BACKGROUND: Talimogene laherparepvec (T-VEC) is an oncolytic virus approved for the treatment of unresectable, recurrent melanoma. The role of T-VEC after progression on systemic immunotherapy (IO) remains undefined. The goal of this study was to characterize the efficacy of T-VEC after failure of IO in patients with unresectable metastatic melanoma. METHODS: An international, multi-institutional review of AJCC version 8 stage IIIB-IV melanoma patients treated with T-VEC after failure of IO was performed at six centers from October 2015-December 2020. Primary outcome was in-field response; secondary outcomes included analyses of in-field and overall progression-free survival (PFS) and in-field and overall disease-free survival (DFS) after a complete response.

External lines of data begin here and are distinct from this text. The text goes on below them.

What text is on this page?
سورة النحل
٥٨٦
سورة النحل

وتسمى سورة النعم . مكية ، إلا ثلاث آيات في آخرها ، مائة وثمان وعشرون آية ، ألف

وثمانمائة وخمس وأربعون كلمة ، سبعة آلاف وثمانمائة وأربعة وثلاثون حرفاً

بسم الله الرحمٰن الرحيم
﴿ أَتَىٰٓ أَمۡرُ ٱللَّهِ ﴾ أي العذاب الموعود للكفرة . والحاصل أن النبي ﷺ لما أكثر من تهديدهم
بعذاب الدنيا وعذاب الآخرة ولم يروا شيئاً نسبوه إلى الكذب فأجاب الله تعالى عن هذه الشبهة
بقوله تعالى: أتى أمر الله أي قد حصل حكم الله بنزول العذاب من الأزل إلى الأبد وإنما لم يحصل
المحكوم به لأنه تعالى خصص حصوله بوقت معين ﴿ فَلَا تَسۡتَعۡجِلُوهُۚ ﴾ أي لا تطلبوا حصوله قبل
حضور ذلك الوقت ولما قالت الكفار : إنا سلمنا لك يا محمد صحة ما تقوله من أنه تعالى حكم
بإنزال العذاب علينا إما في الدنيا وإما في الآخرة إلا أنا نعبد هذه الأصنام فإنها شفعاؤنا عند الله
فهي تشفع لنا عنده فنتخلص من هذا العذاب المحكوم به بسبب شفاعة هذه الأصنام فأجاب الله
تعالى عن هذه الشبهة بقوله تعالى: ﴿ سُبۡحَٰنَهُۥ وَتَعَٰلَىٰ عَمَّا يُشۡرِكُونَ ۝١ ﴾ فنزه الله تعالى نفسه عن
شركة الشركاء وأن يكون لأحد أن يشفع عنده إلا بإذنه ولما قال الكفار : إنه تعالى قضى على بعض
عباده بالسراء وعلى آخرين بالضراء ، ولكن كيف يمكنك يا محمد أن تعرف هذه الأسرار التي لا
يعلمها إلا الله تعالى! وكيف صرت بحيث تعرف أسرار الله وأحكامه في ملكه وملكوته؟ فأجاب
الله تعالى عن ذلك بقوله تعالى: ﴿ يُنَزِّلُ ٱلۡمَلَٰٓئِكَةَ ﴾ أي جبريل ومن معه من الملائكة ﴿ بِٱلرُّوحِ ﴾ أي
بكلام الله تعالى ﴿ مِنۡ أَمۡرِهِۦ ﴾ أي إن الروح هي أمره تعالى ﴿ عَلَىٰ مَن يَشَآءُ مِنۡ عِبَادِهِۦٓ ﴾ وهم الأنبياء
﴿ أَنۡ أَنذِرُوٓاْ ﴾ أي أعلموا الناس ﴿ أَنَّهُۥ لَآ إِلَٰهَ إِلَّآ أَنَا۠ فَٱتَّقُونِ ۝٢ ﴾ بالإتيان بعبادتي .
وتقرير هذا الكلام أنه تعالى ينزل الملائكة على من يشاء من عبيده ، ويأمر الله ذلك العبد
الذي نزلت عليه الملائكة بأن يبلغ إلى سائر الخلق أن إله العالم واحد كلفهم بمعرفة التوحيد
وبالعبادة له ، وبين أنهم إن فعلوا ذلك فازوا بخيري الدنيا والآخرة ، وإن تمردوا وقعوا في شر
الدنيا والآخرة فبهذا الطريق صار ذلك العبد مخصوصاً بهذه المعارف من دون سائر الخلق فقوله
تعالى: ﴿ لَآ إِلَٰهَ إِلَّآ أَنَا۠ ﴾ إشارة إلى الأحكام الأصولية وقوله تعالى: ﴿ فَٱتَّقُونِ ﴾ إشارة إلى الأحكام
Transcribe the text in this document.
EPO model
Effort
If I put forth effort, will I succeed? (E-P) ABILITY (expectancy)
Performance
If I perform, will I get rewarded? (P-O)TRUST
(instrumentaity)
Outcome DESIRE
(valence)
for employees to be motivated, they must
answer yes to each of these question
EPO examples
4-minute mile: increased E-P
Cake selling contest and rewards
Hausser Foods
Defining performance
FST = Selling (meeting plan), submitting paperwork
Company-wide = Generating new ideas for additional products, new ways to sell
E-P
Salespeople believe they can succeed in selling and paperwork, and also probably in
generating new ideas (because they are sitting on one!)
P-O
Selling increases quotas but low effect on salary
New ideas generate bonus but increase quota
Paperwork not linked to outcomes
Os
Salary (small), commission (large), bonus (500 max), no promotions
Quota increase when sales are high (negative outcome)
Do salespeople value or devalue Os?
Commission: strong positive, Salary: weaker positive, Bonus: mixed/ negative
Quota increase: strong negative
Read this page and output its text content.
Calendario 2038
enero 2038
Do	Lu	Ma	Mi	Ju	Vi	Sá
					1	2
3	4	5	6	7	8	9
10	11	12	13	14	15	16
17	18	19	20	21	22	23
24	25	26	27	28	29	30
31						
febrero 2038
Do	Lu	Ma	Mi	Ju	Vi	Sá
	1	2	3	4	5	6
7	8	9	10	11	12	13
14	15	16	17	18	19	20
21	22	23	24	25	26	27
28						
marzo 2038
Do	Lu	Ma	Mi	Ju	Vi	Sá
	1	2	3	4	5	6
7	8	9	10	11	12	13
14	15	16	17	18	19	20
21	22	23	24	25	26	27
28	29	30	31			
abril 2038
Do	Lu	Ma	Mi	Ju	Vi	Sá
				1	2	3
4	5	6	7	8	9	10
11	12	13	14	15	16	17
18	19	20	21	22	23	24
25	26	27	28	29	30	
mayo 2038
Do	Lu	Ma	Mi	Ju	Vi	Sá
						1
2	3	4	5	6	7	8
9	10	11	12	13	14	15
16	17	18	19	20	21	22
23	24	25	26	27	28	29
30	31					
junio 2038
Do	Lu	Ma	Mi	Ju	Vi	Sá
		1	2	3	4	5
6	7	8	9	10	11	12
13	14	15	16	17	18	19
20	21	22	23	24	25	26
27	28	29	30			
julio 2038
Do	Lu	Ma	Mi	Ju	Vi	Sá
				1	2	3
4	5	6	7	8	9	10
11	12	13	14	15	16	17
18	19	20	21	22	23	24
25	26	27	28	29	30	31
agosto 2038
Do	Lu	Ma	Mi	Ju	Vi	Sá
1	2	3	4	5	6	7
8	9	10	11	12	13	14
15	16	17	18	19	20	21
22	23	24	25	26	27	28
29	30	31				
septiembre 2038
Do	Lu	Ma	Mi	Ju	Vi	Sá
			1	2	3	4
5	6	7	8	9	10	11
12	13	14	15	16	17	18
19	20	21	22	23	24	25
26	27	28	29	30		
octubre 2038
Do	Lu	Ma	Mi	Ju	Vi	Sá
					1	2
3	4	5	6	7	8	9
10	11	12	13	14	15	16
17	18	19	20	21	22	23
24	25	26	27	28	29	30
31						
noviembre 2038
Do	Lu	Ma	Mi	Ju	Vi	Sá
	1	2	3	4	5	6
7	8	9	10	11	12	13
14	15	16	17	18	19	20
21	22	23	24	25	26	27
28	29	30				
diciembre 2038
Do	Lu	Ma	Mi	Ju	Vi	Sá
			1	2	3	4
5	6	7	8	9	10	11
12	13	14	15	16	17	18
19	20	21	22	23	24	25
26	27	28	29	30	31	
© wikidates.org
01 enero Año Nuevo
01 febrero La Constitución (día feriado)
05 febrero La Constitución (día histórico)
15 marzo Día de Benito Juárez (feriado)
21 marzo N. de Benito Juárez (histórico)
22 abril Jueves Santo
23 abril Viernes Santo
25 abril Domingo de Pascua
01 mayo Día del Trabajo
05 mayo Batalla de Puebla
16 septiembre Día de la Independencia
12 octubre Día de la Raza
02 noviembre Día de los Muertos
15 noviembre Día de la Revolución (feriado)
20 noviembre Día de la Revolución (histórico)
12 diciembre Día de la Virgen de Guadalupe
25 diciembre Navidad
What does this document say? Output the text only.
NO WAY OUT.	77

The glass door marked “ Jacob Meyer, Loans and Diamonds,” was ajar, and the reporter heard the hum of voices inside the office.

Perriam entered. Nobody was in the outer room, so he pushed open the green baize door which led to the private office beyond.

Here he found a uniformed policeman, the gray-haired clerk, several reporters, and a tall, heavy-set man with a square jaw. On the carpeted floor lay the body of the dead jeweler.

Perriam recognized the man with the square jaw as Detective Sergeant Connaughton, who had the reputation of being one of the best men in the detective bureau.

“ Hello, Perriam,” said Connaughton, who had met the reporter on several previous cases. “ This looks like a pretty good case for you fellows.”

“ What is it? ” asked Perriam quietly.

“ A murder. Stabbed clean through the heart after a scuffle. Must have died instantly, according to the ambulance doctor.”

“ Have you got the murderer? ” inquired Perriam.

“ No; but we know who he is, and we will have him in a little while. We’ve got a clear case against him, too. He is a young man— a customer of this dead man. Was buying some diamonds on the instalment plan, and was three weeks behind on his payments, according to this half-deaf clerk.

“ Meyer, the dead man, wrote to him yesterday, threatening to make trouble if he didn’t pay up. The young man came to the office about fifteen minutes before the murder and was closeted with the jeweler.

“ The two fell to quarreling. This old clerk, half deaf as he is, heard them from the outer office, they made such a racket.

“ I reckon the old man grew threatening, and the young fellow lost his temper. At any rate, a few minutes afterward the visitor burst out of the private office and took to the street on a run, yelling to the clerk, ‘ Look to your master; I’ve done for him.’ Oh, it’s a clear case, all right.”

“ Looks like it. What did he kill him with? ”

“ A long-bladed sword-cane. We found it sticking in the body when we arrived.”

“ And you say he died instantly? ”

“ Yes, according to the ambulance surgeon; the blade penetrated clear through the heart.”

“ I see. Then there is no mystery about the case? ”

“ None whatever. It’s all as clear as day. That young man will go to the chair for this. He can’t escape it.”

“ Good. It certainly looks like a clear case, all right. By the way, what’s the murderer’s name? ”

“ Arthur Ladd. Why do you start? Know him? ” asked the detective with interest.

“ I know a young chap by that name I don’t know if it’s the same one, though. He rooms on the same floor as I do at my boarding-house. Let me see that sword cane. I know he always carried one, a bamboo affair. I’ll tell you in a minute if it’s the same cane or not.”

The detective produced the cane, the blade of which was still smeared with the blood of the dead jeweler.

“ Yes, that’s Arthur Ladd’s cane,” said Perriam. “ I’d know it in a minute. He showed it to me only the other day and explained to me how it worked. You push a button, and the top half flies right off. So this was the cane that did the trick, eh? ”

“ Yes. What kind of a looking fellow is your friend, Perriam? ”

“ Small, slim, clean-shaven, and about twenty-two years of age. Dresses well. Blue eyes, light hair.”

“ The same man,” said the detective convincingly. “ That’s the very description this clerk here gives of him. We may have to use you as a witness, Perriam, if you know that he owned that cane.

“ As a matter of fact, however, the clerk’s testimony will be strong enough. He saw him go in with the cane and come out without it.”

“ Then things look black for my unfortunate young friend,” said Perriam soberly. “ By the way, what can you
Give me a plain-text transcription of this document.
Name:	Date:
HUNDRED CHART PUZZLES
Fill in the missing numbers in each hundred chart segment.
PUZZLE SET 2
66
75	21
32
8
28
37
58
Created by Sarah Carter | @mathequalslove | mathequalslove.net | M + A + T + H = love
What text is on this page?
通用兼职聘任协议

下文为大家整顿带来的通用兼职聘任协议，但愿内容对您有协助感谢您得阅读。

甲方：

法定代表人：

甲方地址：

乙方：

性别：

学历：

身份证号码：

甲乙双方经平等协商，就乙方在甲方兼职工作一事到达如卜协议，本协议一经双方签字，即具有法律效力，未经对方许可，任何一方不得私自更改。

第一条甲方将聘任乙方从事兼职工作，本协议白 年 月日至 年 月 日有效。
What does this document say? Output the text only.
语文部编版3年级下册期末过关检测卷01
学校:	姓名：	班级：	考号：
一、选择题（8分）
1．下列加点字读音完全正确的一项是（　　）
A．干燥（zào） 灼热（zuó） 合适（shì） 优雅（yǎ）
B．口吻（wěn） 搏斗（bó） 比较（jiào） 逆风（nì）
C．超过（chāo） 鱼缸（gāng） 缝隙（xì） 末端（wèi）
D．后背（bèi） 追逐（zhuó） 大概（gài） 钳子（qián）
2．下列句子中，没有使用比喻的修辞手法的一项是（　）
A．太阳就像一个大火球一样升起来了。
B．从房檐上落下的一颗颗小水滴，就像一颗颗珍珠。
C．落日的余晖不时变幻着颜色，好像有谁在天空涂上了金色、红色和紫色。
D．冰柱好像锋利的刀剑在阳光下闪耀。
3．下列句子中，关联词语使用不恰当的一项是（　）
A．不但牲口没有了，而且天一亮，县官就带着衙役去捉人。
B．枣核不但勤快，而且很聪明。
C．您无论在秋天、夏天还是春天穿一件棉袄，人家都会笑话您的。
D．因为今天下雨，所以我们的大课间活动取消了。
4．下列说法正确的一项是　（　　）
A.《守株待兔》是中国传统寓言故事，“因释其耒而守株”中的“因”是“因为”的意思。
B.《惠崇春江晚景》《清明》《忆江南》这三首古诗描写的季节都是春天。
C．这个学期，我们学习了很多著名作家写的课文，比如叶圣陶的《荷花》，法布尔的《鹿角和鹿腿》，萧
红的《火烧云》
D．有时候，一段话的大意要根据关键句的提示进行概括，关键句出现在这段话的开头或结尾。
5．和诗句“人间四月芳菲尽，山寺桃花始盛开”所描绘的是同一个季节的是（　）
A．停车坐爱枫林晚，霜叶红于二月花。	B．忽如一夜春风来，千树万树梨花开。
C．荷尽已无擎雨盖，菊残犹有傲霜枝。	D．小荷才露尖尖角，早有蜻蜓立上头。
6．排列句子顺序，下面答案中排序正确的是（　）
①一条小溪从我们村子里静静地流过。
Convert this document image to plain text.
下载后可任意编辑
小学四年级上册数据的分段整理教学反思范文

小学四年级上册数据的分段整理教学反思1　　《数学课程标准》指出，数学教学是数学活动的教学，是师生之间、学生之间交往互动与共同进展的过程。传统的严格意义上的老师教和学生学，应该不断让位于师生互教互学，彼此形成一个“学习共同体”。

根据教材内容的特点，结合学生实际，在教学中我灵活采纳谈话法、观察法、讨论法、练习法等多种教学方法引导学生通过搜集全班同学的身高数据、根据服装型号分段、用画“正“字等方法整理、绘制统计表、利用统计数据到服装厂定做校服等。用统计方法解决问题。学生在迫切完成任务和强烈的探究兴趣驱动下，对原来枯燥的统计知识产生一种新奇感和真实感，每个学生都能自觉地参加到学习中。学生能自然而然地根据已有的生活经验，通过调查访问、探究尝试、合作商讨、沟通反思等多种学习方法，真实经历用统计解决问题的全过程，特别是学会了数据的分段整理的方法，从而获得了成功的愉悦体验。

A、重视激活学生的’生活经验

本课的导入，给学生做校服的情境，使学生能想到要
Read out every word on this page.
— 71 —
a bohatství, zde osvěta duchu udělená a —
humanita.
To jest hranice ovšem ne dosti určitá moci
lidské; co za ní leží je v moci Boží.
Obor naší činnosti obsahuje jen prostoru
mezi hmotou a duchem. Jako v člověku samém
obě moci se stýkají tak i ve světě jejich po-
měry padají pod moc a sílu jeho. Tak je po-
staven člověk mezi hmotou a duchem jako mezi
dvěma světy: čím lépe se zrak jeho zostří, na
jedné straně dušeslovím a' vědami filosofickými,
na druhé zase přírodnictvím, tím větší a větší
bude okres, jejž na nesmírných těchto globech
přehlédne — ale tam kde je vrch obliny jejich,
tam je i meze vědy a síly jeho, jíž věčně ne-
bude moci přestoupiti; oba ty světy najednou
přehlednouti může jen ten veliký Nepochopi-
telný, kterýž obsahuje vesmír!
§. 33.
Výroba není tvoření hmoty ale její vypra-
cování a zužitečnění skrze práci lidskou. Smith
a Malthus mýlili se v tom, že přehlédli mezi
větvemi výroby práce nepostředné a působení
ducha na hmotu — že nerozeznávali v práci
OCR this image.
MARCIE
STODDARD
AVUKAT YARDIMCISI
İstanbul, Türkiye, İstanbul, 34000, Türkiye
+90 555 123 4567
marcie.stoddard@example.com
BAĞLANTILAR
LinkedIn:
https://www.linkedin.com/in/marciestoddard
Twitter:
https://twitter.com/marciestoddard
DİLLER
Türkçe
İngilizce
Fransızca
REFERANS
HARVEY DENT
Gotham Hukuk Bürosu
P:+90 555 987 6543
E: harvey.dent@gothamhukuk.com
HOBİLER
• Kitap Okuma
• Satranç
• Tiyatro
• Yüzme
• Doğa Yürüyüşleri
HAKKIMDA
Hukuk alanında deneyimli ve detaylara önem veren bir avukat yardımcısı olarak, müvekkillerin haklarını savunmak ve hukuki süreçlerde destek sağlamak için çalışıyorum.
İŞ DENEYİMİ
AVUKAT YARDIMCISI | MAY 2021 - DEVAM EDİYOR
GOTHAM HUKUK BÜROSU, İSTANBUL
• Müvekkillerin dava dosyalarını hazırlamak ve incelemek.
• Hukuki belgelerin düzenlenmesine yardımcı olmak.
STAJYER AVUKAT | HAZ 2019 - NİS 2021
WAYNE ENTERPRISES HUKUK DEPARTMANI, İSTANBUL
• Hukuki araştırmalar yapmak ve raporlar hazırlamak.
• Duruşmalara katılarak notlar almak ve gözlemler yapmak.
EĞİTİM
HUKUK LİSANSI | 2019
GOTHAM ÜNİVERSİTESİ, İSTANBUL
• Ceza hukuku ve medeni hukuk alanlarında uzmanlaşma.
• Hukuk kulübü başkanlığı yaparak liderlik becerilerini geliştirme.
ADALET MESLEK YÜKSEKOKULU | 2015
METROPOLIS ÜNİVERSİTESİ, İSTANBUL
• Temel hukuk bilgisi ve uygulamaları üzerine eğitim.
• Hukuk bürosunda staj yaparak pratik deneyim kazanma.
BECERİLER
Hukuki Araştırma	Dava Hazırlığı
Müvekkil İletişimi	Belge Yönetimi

Subset analysis of T-VEC initiation sequentially after or concurrently with IO was performed. RESULTS: Of 112 patients, median age at T-VEC initiation was 69 years (range 21-93); 65 (58%) were male. Before T-VEC, 57% patients received one IO regimen, 42% received two or more, with most patients (n = 74, 66%) receiving T-VEC sequential to IO. Most were stage 3C (n = 51, 46%) at T-VEC initiation, 29 (26%) received injections to nodal disease. Over median follow-up of 14 months, in-field response at final T-VEC injection was 37% complete (CR), 14% partial (PR). T-VEC initiation sequentially or concurrently did not significantly affect in-field response (p = 0.26). Median in-field PFS was 15 months (95% confidence interval 4.6-NE). Median overall DFS after CR was 32 months (95% confidence interval 17-NE). CONCLUSIONS: T-VEC after failure of IO is effective in unresectable, metastatic stage IIIB-IV melanoma. T-VEC initiation sequentially or concurrently did not significantly affect in-field response.